The White Waterfall eBook

This eBook from the Gutenberg Project consists of approximately 227 pages of information about The White Waterfall.

We were bruised and bleeding when we reached the foot of the black cliffs whose perpendicular walls towered above us.  We were almost certain that the light had been flashed from a point immediately above the spot where we came face to face with the barrier, but the scaling of the black barricade was a proposition that seemed incapable of solution as we rushed along the base.

“This is the spot,” gasped Holman.  “This big tree cluster was just to the right of the place where the light was flashed.”

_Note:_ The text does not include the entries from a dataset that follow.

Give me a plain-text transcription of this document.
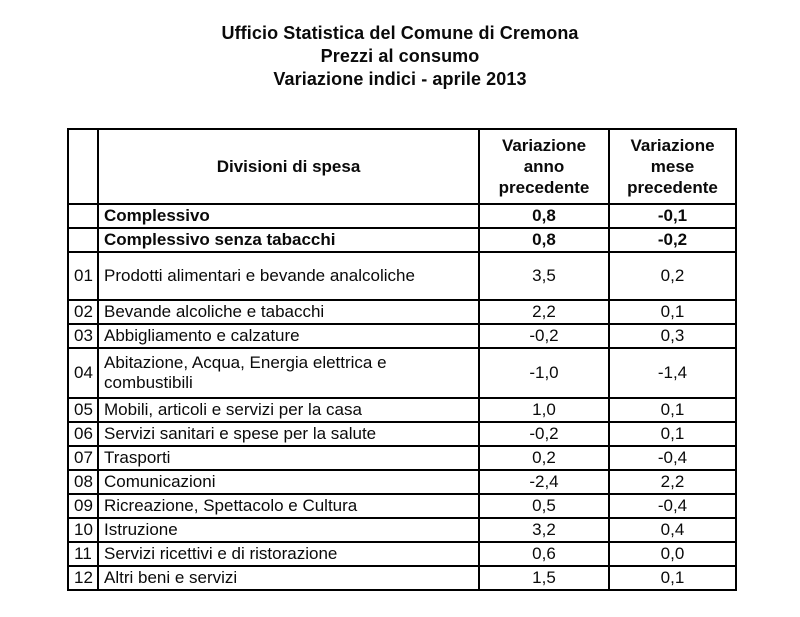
Ufficio Statistica del Comune di Cremona
Prezzi al consumo
Variazione indici - aprile 2013
	Divisioni di spesa	Variazione anno precedente	Variazione mese precedente
	Complessivo	0,8	-0,1
	Complessivo senza tabacchi	0,8	-0,2
01	Prodotti alimentari e bevande analcoliche	3,5	0,2
02	Bevande alcoliche e tabacchi	2,2	0,1
03	Abbigliamento e calzature	-0,2	0,3
04	Abitazione, Acqua, Energia elettrica e combustibili	-1,0	-1,4
05	Mobili, articoli e servizi per la casa	1,0	0,1
06	Servizi sanitari e spese per la salute	-0,2	0,1
07	Trasporti	0,2	-0,4
08	Comunicazioni	-2,4	2,2
09	Ricreazione, Spettacolo e Cultura	0,5	-0,4
10	Istruzione	3,2	0,4
11	Servizi ricettivi e di ristorazione	0,6	0,0
12	Altri beni e servizi	1,5	0,1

“That’s so,” I remarked, “but how are we to get up to the point where the signal came from?”

We raced madly up and down the front of the strange black wall, hunting eagerly for a place that offered the slightest foothold by which we could climb to the terraces that we could see far above, but the search was a futile one.  The tremendous mountain of ebony rock appeared to have been driven up out of the earth during some volcanic disturbance, and as we stumbled blindly along we thought it would be easier to scale the outside wall of a New York skyscraper than the slippery sides of the obstruction in our path.

It was Holman who found a key to the situation.  The big clump of maupei, or Pacific chestnut, that we had taken as a landmark when we were running through the moonlit night, grew close to the barrier, and the limbs of several of the trees scraped the sides of the basalt columns as the faint night breeze moved them backward and forward.

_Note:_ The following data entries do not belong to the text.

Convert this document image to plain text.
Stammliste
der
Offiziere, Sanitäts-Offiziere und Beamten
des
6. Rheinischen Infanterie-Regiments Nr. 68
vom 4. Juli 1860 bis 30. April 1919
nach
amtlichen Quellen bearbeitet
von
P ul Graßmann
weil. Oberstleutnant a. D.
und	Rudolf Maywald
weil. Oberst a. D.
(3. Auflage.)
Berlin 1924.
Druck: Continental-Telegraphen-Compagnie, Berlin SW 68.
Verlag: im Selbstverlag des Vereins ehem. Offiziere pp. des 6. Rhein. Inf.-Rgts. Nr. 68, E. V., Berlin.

“There’s a ledge up there,” whispered the youngster.  “Look!  It’s about fifty feet from the ground.  If we could climb a tree we might be able to reach it from one of the limbs.”

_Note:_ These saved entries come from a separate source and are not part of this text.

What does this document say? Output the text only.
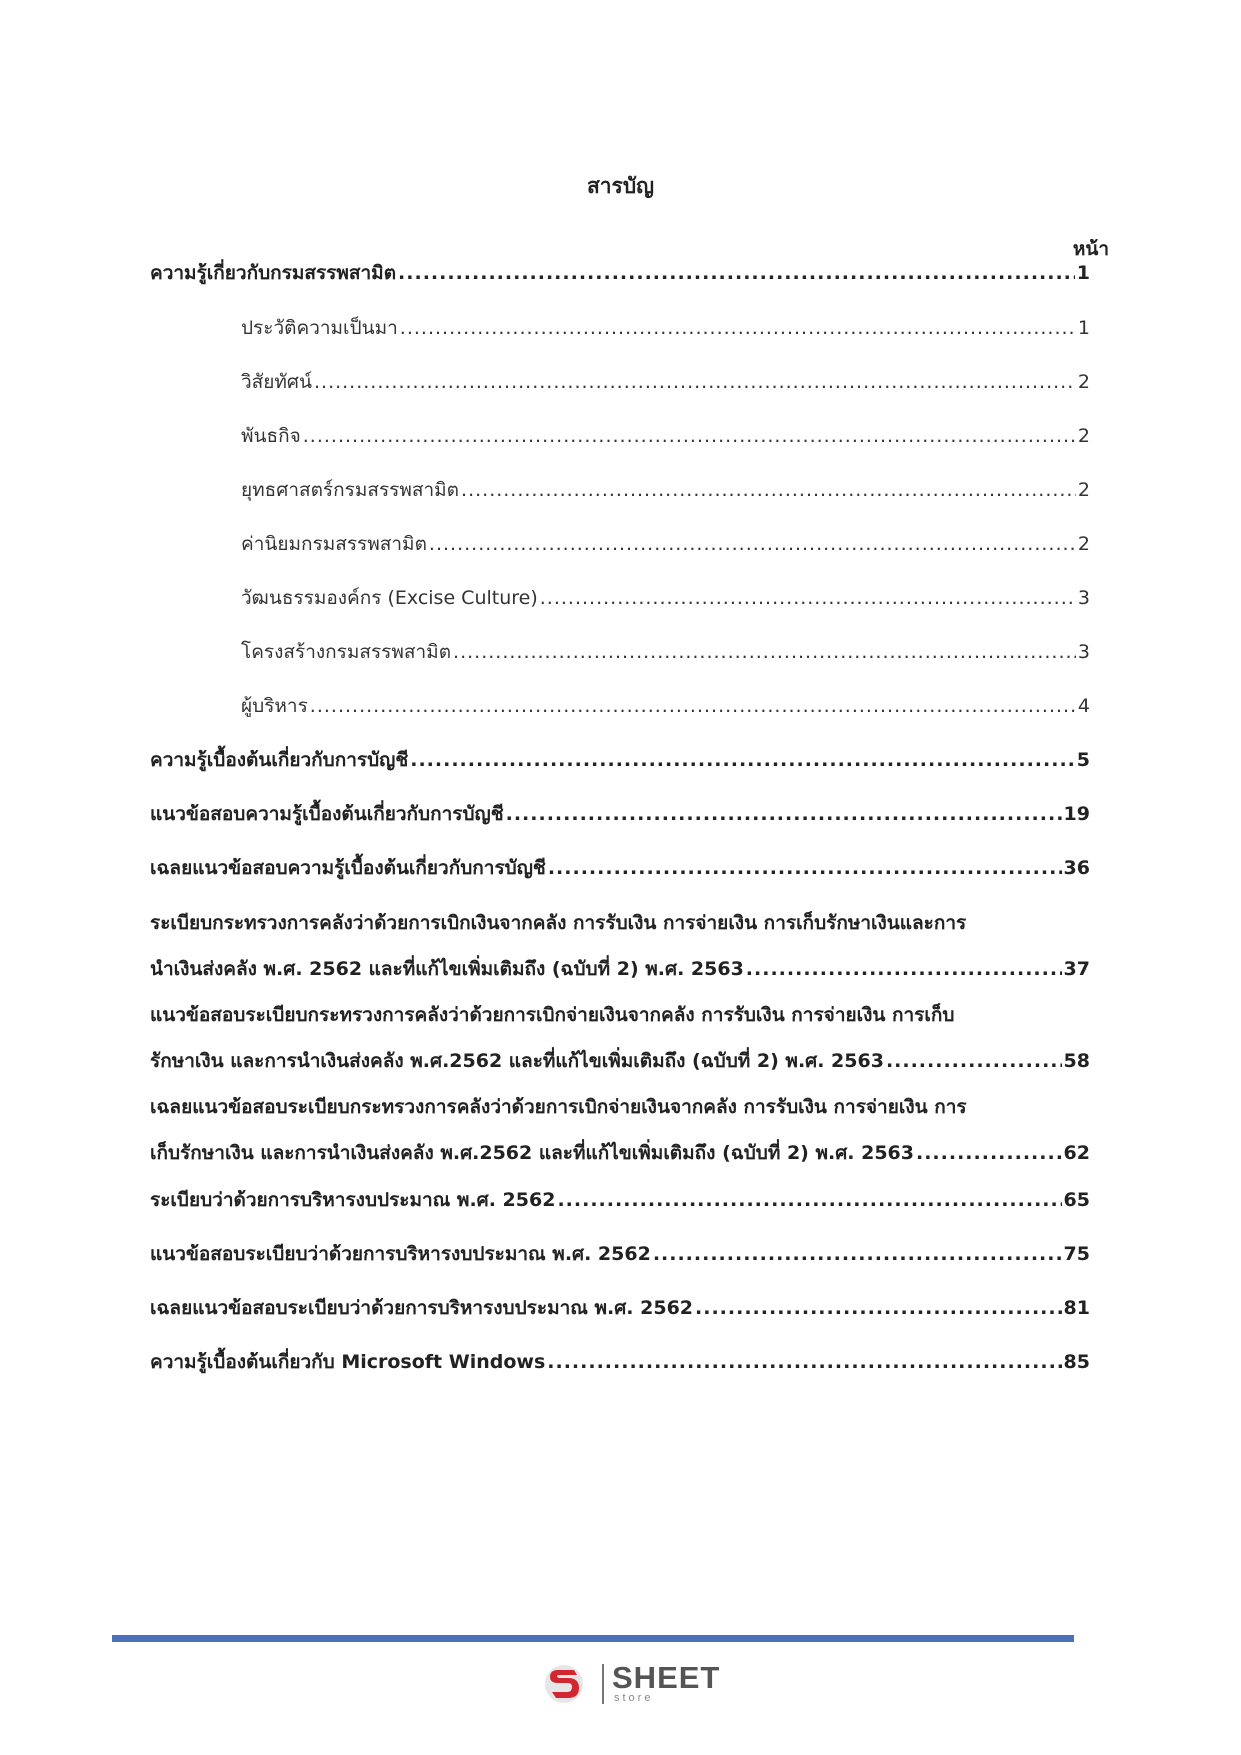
สารบัญ
หน้า
ความรู้เกี่ยวกับกรมสรรพสามิต .....	1
ประวัติความเป็นมา .....	1
วิสัยทัศน์ .....	2
พันธกิจ .....	2
ยุทธศาสตร์กรมสรรพสามิต .....	2
ค่านิยมกรมสรรพสามิต .....	2
วัฒนธรรมองค์กร (Excise Culture) .....	3
โครงสร้างกรมสรรพสามิต .....	3
ผู้บริหาร .....	4
ความรู้เบื้องต้นเกี่ยวกับการบัญชี .....	5
แนวข้อสอบความรู้เบื้องต้นเกี่ยวกับการบัญชี .....	19
เฉลยแนวข้อสอบความรู้เบื้องต้นเกี่ยวกับการบัญชี .....	36
ระเบียบกระทรวงการคลังว่าด้วยการเบิกเงินจากคลัง การรับเงิน การจ่ายเงิน การเก็บรักษาเงินและการ
นำเงินส่งคลัง พ.ศ. 2562 และที่แก้ไขเพิ่มเติมถึง (ฉบับที่ 2) พ.ศ. 2563 .....	37
แนวข้อสอบระเบียบกระทรวงการคลังว่าด้วยการเบิกจ่ายเงินจากคลัง การรับเงิน การจ่ายเงิน การเก็บ
รักษาเงิน และการนำเงินส่งคลัง พ.ศ.2562 และที่แก้ไขเพิ่มเติมถึง (ฉบับที่ 2) พ.ศ. 2563 .....	58
เฉลยแนวข้อสอบระเบียบกระทรวงการคลังว่าด้วยการเบิกจ่ายเงินจากคลัง การรับเงิน การจ่ายเงิน การ
เก็บรักษาเงิน และการนำเงินส่งคลัง พ.ศ.2562 และที่แก้ไขเพิ่มเติมถึง (ฉบับที่ 2) พ.ศ. 2563 .....	62
ระเบียบว่าด้วยการบริหารงบประมาณ พ.ศ. 2562 .....	65
แนวข้อสอบระเบียบว่าด้วยการบริหารงบประมาณ พ.ศ. 2562 .....	75
เฉลยแนวข้อสอบระเบียบว่าด้วยการบริหารงบประมาณ พ.ศ. 2562 .....	81
ความรู้เบื้องต้นเกี่ยวกับ Microsoft Windows .....	85
SHEET
store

He had hardly outlined the proposition before we were swarming up the trunk, Holman in the lead by right of discovery, and the nimble Kaipi in the rear.  Higher and higher the youngster climbed into the thick green foliage.  He reached the topmost branches, and selecting one that led toward the rocky wall, he straddled it and worked his way slowly forward.

Kaipi and I clung to the fork of the limb and waited, and as I watched Holman the wisdom of our actions was assailed by a cold doubt.  We had left the two girls entirely unprotected, and if Leith reached the camp before we returned, and heard from the chattering Professor the story of the finding of the scrap of paper, it would be reasonable to suppose that he would consider the moment had arrived for the perpetration of any deviltry he had planned.

But Holman’s actions interrupted my mental criticism of the wisdom of our plans.  The youngster had reached the extreme end of the limb, and he was clawing madly at the rock to obtain a footing.  He succeeded after a five minutes’ struggle, and he sent a breathless whisper back to our perch.

“There’s a ledge here,” he murmured.  “I think we can climb up from it.  Hurry along, and I’ll give you a hand.”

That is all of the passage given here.